Problem: Rod of length n, table of prices. Determine maximum possible revenue.
| i | 1 | 2 | 3 | 4 |
| p | 1 | 5 | 8 | 9 |
Solution: Total 2n-1 possibilities of cutting.
Create a table:
| i | 1 | 2 | 3 | 4 |
|---|---|---|---|---|
| Max profit |
$C(i)=\max{{V_k+C(i-k)}}\;|\;_{1 \leq k \leq i}$
Then solve:
$\begin{aligned} C(1) &= 1\\ C(2) &= \begin{cases}V_1+C(1)=1+1=2\\ V_2=5\end{cases} \\ 5 &> 2 \; \therefore 5 \\ C(3) &= \begin{cases}V_1+C(2)=1+5=6\\ V_2=C(1)=5+1=6\\ V_3=8\end{cases} \\ 8 &> 6 \therefore 8 \\ C(4) &= \begin{cases}V_1+C(3)=1+8=9\\ V_2+C(2)=5+5=10\\ V_3+C(1)=8+1=9\\ V_4=9\end{cases} \\ 10 &> 9 \therefore 10 \end{aligned}$
| i | 1 | 2 | 3 | 4 |
|---|---|---|---|---|
| Max profit | 1 | 5 | 8 | 10 |
Highest profit is 10.
Profit of 10 can be reached by cutting rod into two pieces of size 2.
Worst-case complexity: recursive algorithm gives $T(n)=2^n$
DP gives $T(n)=O(n^2)$ after solving $\sum_{j=1}^{n}j$
Extending:
“Density is pi/i. Greedy algorithm always takes highest density. Explain why it doesn’t always work.”

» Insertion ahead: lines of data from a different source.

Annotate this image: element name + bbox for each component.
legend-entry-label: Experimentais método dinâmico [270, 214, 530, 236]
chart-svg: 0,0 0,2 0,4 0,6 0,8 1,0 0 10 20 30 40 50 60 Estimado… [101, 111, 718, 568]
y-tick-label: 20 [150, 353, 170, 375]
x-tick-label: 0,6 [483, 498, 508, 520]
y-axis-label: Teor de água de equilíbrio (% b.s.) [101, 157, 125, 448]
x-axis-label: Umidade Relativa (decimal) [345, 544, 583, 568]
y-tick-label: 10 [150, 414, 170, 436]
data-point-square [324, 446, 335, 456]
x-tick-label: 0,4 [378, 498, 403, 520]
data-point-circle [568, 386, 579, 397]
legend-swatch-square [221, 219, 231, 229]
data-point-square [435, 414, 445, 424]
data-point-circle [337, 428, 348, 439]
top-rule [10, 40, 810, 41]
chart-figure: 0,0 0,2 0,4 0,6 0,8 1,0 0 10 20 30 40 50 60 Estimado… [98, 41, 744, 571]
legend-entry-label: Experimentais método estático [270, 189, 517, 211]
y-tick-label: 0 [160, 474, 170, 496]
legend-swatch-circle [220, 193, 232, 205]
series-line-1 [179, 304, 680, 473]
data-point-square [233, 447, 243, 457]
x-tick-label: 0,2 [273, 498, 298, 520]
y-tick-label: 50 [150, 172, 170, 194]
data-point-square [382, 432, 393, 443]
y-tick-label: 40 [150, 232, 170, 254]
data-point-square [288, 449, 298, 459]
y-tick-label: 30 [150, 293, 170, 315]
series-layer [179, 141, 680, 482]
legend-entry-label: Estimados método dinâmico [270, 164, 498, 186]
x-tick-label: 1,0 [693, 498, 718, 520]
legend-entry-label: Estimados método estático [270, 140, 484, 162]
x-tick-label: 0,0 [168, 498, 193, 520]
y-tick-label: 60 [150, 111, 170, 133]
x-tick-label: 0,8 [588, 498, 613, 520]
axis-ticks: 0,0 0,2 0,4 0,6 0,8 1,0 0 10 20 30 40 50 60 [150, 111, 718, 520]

e.g. rod of length for, 2+2 is best solution.
| i | 1 | 2 | 3 | 4 |
|---|---|---|---|---|
| p | 0.1 | 3 | 0.1 | |
| p/i | 0.1 | 1.5 | 0.025 |
$\begin{aligned}p_2+p_2&=6\\ \therefore p_3+p_1 &< 6\\ p_3+0.1&<6\\ p_3&<5.9 \end{aligned}$
Greedy takes based on density
$\begin{aligned}\frac{p_3}{3}&>1.5\\ p_3&>4.5\\ \therefore 4.5<&p_3<5.9\\ \text{e.g. } p_3&=4.8 \end{aligned}$
| i | 1 | 2 | 3 | 4 |
|---|---|---|---|---|
| p | 0.1 | 3 | 4.8 | 0.1 |
| p/i | 0.1 | 1.5 | 1.6 | 0.025 |
Greedy takes 4.8+0.1=4.9, which is less than 3+3=6 from DP approach.